От одной перспективы полета ему, на минуточку, сделалось хорошо.
Он даже решил, по обыкновению, почесать затылок за левым ухом – как вдруг обнаружил, что прикован цепями к позорному столбу у кромки бассейна.
По периметру гранитных берегов стояли четыре бритоголовых геракла в плавках, с автоматами наперевес.
Крупье облизнул пересохшие губы и, с трудом ворочая непослушным языком, попросил воды.
Один из шестерок, скалясь, зачерпнул шампанского – и с размаху плеснул крупье в лицо.
Не теряя достоинства, Джордж вежливо выдавил из себя:
– Сенкью… мерси… грациа… как говорится, спасибо…
Не успела Сучье Вымя выйти из бассейна, как ей навстречу поспешили три стриженных под полубокс грациозных евнуха – на пуантах, в балетных пачках.
Первый, вертлявый, накинул на Сучье Вымя халат из махры.
Второй, вислоухий, поднес на подносе омаров с изюмом, зажаренных на постном масле.
Третий, по кличке Оделия, вприсядку исполнил танец маленьких лебедей, после чего запрыгнул бабище на плечи и от души надавал ей по ушам (верное средство для улучшения слуха, которое эффективно использовалось еще в Древней Руси!).
– Оделия, умри! – смачно крякнула бабища, тряхнув головой.
Оделия разом слетел с нее, подобно тополиному пуху, и замер в третьей позиции умирающего лебедя.
– Тебе было сказано – помереть по-настоящему! – не на шутку возмутилась Сучье Вымя.

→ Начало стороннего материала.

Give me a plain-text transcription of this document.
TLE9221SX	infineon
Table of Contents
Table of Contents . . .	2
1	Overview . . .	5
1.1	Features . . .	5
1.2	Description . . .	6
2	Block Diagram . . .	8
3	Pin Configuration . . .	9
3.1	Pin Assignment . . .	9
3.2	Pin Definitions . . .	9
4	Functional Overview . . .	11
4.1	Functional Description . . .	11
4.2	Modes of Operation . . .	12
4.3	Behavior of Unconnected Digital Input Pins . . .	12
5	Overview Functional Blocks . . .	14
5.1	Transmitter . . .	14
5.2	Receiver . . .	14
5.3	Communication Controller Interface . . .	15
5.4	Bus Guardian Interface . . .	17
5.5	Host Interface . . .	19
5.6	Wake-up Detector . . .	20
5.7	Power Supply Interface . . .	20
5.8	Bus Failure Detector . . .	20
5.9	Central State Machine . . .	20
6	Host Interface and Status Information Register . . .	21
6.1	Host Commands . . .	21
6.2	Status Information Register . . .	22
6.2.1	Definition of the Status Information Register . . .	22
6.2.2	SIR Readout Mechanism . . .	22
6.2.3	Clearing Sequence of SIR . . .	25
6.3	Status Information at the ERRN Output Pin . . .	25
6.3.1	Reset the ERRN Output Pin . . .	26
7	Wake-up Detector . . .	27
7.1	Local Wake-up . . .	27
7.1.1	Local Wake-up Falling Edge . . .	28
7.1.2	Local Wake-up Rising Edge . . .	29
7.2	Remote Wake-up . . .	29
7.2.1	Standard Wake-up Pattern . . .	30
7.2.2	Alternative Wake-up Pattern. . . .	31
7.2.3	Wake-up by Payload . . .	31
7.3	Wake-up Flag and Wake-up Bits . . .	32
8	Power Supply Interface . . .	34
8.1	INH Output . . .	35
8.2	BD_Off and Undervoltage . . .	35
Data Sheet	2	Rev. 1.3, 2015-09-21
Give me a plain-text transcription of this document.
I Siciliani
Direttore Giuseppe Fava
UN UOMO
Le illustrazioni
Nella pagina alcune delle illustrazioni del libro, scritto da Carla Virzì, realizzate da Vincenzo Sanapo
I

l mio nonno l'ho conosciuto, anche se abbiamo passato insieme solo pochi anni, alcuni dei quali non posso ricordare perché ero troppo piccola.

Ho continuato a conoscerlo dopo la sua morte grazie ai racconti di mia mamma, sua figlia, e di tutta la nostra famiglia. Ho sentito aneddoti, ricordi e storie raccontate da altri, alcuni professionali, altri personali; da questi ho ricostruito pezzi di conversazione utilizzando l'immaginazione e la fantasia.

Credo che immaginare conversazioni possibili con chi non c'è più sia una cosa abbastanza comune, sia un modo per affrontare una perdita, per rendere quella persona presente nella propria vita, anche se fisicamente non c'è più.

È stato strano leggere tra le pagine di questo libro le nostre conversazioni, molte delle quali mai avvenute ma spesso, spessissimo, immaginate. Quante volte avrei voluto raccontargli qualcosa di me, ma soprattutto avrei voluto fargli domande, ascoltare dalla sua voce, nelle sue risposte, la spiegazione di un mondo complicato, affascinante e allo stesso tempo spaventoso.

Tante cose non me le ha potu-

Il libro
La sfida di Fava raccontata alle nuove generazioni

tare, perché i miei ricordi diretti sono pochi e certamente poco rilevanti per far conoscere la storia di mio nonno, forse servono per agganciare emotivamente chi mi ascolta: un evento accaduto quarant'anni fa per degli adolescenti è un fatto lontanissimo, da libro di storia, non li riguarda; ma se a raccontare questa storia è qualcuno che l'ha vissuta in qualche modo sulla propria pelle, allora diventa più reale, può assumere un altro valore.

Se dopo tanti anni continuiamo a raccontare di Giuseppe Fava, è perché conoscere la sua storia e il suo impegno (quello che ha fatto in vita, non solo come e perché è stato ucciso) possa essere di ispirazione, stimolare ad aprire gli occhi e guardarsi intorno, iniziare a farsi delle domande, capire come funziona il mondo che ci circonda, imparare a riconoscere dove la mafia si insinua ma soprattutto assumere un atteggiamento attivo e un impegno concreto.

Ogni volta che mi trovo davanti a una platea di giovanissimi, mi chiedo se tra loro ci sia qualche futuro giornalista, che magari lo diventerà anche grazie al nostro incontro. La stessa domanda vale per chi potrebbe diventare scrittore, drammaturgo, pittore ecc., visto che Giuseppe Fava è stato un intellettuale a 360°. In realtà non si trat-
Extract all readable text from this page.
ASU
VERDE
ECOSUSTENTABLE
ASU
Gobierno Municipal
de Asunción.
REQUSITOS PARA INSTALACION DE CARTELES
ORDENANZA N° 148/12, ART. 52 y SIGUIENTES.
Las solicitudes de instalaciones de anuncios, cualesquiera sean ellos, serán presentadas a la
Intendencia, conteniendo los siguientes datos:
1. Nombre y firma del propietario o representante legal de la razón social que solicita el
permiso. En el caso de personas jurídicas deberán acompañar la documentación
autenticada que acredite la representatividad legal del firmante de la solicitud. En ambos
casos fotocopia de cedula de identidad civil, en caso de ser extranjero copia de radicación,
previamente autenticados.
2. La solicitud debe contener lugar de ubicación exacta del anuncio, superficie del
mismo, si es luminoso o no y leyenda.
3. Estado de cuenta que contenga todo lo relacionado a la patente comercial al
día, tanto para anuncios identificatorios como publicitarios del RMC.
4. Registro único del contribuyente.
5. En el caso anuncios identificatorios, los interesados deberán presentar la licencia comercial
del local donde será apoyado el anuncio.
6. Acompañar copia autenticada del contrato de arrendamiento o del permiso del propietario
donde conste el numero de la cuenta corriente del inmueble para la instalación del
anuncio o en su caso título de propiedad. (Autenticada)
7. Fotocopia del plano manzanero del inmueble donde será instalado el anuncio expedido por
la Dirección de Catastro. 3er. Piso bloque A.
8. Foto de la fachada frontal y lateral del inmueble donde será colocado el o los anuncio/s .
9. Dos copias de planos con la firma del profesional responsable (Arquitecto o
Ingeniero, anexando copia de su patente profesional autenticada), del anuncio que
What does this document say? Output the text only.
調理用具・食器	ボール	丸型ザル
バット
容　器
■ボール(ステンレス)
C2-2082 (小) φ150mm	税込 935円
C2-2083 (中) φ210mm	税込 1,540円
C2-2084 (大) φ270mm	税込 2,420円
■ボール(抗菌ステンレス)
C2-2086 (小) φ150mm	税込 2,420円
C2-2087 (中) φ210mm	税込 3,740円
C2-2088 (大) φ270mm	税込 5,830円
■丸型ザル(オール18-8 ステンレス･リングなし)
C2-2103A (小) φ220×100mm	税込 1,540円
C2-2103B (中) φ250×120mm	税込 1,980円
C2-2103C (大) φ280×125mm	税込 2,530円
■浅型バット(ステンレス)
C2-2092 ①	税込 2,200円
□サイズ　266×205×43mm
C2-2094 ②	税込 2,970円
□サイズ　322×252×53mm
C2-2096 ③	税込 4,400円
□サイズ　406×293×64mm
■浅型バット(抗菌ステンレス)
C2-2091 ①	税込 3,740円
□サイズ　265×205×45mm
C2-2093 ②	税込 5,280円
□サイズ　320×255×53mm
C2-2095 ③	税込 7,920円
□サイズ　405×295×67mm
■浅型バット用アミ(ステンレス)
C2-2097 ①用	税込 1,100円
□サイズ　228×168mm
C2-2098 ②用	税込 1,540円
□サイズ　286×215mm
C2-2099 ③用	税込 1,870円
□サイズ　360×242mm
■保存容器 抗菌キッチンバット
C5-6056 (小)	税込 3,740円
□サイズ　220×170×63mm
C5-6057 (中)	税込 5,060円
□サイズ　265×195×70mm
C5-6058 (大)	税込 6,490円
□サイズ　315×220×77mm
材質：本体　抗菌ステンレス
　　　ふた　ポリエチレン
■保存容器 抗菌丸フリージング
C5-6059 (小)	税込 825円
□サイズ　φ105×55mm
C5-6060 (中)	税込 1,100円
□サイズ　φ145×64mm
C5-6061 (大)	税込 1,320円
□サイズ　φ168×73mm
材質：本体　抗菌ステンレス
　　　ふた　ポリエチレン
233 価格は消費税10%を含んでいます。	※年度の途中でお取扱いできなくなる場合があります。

– Это – как еще? – недопонял гигант.
– А вот так еще! – растолковала бабища, стреляя в него в упор из миниатюрного дамского пистолета.
Евнух с жизнью молча расстался!
– Ну чо, пыдор, будешь колоться? – спихнув бездыханное тело в бассейн, не без ехидства поинтересовалась старая ведьма.
– Не счесть алмазов в каменных пещерах! – по-прежнему, с трудом ворочая языком, фальшиво и трогательно затянул крупье.
– Не счесть жемчужин в море полуденном! – блаженно улыбаясь, подхватила бабища.
– Далекой Индии чудес… – преодолевая головокружение, продолжил Джордж, как вдруг содрогнулся от страшного удара пуантом в живот.
– Да ты пой, не стыдись! – разрешила бабища, растягивая рот по диагонали в кошмарной улыбке.
– Не привык без оркестра, боюсь, не получится… – кривясь от боли, выдавил из себя Джордж.
– Щас, будет! – ласково щурясь, великодушно пообещала бабища, и тут же из тени явился Пэтро (в белом фраке, с манишкой цвета малины!) и накинул на Джорджа оцинкованное помойное ведро, и постучал по нему вдохновенно тонкой, похожей на хлыст, дирижерской палочкой.
Понятно, под пыткой бедный крупье задергался, застонал – и лишился сознания.
Из того же ведра, со скучающим видом Пэтро окатил обмякшего пленника шампанским из бассейна.
Открыв глаза, Джордж с изумлением обнаружил в шезлонге, напротив, невиданных размеров свиноматку.
– Прямо Рубенс какой-то! – слабо пробормотал он, не скрывая при том испуга и восхищения.
– Кустодиев, мля! – возмутилось чудовище.
– Пусть будет Кустодиев! – выкрикнул Джордж (про себя же подумал: "А все-таки Рубенс!").
– Ну, будешь колоться? – опять вопросила бабища. – (Джордж ее узнавал, как бы она ни маскировалась!)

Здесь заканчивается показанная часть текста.